Which brings up the questions: where the hell did Mel-Man come from and, more importantly, where did he go?
Another known name who blew up from his association with Dr.Dre and 2001 is Scott Storch. Despite being primarily known as the Doc's keyboardist on the monumental project, this former Roots member was the one who specifically nailed those key ivory riffs that give "Still D.R.E." the zest needed to stand the test of time.
As an in-house producer for Aftermath, Mike Elizondo's typical duties used to consist of playing bass guitar. However, after laying the foundations for many of Dr.Dre's biggest productions, the LA-based instrumentalist eventually became credited as Dre's equal. Then again, crafting career-defining tracks like "The Real Slim Shady" and "In Da Club" will do that.

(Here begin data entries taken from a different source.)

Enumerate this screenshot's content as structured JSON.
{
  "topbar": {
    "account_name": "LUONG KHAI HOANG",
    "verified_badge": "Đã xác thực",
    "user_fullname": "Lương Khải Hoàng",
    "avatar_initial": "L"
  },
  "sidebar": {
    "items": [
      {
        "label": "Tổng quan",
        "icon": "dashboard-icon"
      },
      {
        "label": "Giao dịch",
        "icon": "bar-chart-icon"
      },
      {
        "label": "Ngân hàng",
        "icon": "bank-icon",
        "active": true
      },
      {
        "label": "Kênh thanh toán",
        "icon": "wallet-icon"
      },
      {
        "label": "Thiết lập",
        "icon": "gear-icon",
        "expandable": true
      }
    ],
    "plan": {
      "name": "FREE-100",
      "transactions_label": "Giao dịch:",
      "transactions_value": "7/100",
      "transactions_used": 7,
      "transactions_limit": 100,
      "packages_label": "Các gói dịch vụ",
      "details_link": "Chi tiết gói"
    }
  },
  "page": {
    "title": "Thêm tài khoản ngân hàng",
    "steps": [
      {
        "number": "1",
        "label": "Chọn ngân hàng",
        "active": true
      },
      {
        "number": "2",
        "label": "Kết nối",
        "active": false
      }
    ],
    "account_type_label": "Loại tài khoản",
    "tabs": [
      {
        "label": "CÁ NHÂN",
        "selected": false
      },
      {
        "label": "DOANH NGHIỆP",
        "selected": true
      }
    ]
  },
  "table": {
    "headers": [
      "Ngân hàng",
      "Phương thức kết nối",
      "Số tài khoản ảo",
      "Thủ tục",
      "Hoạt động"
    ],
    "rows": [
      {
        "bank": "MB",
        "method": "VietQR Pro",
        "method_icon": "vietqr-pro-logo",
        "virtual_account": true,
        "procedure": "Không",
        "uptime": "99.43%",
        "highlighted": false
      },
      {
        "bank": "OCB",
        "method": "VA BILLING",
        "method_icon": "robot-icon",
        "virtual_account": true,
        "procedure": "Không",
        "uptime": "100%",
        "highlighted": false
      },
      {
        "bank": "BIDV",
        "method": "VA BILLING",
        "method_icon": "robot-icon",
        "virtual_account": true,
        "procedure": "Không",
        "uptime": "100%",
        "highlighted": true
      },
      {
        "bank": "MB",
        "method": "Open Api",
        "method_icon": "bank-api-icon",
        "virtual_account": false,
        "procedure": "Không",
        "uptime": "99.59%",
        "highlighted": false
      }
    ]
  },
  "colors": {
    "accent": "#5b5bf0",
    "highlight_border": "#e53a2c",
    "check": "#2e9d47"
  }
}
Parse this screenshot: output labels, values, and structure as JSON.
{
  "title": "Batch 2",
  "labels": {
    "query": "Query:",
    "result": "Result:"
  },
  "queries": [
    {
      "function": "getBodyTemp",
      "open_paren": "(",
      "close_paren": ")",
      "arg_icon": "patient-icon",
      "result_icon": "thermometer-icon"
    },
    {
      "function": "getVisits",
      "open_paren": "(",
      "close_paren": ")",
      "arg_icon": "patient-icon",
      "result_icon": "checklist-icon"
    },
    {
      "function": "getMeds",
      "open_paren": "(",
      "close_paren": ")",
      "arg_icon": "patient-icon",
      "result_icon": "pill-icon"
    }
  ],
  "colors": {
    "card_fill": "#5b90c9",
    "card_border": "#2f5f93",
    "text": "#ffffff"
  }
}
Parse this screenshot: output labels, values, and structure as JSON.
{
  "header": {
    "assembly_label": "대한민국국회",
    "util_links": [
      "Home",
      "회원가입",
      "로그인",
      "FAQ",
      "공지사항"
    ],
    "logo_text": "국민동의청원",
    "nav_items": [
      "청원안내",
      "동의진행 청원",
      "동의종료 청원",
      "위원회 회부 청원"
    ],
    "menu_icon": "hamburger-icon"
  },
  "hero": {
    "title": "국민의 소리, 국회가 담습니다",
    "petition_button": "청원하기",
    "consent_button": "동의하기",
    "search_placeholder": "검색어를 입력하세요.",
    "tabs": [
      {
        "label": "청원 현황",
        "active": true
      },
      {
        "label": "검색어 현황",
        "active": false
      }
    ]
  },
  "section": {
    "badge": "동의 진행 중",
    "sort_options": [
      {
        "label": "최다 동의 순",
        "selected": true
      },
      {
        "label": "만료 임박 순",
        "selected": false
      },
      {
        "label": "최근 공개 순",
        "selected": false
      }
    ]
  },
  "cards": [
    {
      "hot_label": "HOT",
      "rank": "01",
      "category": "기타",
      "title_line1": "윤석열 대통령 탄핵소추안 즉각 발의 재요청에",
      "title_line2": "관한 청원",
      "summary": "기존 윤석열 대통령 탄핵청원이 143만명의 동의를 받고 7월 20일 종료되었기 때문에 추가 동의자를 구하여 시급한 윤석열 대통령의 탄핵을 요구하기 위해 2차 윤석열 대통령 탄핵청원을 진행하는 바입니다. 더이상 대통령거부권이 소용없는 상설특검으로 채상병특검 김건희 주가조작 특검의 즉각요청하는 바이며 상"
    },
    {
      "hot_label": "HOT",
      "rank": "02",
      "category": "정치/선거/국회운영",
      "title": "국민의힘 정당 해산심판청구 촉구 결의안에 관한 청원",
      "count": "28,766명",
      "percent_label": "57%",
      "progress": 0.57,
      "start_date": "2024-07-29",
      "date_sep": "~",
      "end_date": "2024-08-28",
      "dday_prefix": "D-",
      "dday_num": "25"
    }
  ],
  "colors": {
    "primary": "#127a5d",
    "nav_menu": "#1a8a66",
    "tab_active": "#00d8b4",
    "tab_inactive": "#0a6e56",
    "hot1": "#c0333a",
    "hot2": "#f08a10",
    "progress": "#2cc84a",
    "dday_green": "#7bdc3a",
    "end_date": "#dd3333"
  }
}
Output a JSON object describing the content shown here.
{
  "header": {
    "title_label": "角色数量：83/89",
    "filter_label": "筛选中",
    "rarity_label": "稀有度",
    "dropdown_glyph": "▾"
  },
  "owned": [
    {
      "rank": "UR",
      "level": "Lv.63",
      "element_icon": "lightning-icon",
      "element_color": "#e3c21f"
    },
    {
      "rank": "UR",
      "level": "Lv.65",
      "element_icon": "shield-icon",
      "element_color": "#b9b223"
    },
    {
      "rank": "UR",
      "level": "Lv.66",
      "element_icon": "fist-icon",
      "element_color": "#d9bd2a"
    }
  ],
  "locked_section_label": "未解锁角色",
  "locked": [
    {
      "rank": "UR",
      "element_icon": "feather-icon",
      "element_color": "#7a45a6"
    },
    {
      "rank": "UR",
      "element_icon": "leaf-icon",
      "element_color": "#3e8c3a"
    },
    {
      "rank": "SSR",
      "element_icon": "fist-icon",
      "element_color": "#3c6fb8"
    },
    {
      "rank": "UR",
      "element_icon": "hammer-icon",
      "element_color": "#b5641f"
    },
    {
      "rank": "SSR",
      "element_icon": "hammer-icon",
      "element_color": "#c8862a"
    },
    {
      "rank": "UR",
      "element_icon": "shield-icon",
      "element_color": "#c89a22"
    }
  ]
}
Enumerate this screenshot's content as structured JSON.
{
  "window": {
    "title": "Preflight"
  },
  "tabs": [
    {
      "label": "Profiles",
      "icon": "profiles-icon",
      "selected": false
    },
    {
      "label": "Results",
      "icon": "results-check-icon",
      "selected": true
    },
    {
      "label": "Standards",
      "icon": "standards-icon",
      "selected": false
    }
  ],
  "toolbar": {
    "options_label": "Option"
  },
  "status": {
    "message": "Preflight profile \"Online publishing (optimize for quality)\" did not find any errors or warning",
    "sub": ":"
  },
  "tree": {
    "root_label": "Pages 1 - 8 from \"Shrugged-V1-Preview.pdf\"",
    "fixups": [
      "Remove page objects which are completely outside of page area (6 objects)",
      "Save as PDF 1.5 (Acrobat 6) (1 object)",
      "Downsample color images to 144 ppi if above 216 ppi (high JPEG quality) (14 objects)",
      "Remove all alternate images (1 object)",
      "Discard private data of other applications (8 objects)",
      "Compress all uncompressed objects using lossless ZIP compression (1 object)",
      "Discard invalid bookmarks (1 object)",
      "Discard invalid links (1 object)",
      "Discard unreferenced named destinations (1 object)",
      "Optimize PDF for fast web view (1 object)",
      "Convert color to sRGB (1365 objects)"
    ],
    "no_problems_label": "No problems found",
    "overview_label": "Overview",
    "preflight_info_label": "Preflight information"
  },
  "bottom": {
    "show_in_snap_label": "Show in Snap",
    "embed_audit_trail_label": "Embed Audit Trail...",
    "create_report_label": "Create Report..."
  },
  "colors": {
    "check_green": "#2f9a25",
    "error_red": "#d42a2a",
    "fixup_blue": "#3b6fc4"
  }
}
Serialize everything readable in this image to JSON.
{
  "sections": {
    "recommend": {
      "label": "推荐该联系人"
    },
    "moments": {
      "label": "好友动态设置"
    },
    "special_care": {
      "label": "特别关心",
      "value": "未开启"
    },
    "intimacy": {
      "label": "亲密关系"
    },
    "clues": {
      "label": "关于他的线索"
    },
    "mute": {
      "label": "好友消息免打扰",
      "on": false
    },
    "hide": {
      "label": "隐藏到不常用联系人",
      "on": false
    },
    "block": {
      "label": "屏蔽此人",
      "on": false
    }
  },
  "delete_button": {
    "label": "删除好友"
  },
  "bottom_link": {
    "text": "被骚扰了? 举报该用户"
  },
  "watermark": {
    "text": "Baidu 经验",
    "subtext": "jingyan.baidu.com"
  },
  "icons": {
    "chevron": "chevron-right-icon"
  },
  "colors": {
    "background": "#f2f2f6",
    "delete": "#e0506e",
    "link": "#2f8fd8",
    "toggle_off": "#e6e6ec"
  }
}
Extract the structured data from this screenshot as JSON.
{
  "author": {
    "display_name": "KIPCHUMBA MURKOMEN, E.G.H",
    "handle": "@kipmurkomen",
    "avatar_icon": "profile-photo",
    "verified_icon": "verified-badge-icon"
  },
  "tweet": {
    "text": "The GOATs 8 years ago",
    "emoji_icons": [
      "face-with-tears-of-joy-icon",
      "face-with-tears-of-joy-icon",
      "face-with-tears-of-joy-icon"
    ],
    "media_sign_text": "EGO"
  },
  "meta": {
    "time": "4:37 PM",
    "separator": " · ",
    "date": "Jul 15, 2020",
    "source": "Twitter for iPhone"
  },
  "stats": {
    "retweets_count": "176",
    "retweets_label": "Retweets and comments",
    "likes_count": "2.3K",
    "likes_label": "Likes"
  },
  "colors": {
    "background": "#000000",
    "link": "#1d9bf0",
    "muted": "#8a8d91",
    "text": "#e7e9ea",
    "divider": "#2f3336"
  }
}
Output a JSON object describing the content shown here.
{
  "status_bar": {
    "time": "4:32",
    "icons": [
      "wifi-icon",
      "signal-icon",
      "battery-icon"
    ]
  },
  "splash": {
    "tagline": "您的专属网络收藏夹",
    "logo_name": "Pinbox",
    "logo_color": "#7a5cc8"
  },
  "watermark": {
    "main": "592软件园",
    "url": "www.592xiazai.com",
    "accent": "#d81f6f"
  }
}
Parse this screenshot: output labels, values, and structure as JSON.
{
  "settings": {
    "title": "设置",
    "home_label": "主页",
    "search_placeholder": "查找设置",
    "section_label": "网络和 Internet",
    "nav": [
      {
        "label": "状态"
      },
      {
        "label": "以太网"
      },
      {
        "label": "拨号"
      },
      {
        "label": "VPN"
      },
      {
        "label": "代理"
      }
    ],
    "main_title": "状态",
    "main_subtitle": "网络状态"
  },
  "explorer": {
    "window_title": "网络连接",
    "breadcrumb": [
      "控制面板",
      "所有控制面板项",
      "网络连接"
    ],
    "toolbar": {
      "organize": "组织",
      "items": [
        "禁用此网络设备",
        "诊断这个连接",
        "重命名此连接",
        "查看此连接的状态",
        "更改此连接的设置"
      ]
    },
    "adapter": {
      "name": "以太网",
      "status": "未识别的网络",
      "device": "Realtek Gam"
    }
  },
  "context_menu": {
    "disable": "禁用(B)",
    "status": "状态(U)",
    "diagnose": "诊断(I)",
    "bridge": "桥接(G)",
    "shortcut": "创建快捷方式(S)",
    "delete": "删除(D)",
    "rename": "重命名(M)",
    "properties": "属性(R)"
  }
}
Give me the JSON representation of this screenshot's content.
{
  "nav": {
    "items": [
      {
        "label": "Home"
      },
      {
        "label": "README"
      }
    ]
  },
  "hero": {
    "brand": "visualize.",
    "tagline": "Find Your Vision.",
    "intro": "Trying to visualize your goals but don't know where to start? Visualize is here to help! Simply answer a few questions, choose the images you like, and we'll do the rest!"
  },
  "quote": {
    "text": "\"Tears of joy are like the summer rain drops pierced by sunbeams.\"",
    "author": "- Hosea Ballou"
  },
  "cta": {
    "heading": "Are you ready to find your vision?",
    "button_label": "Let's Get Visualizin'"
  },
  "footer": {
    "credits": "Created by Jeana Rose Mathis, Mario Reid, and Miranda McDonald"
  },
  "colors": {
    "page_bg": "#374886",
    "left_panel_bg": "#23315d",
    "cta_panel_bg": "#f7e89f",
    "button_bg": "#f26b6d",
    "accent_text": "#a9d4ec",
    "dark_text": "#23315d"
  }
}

Even with Slim Shady himself producing much of his famed album The Eminem Show, three of the stand-outs ("Business," "Say What You Say" and "My Dad's Gone Crazy") were specifically credited to Dre. But if you look at the liner notes, famed Gospel-turned-R&B producer Neff-U clearly had a role in these songs. The natural pianist is also rumored to have had a role in "Back Down" from 50's Get Rich Or Die Tryin debut.
Anyone who complained that Eminem's Relapse album wasn't up to par couldn't have been talking about the beats. Featuring a plethora of instrumentals credited to Dre and a handful of specially-chosen co-producers, the project served as a platform for Slim Shady to return to his maniacal self. And many credit Parker as one of the driving forces behind that dark, minimalistic sound.
Another artist who helped The Doc operate on Relapse was formally trained jazz pianist Mark Batson, who also made a name for himself by assisting on almost all of Eminem's 2009 project. The Brooklyn beatsmith can also be credited for laying down Jay-Z's "Lost Ones" and Snoop's "Imagine" for Dre to slam home.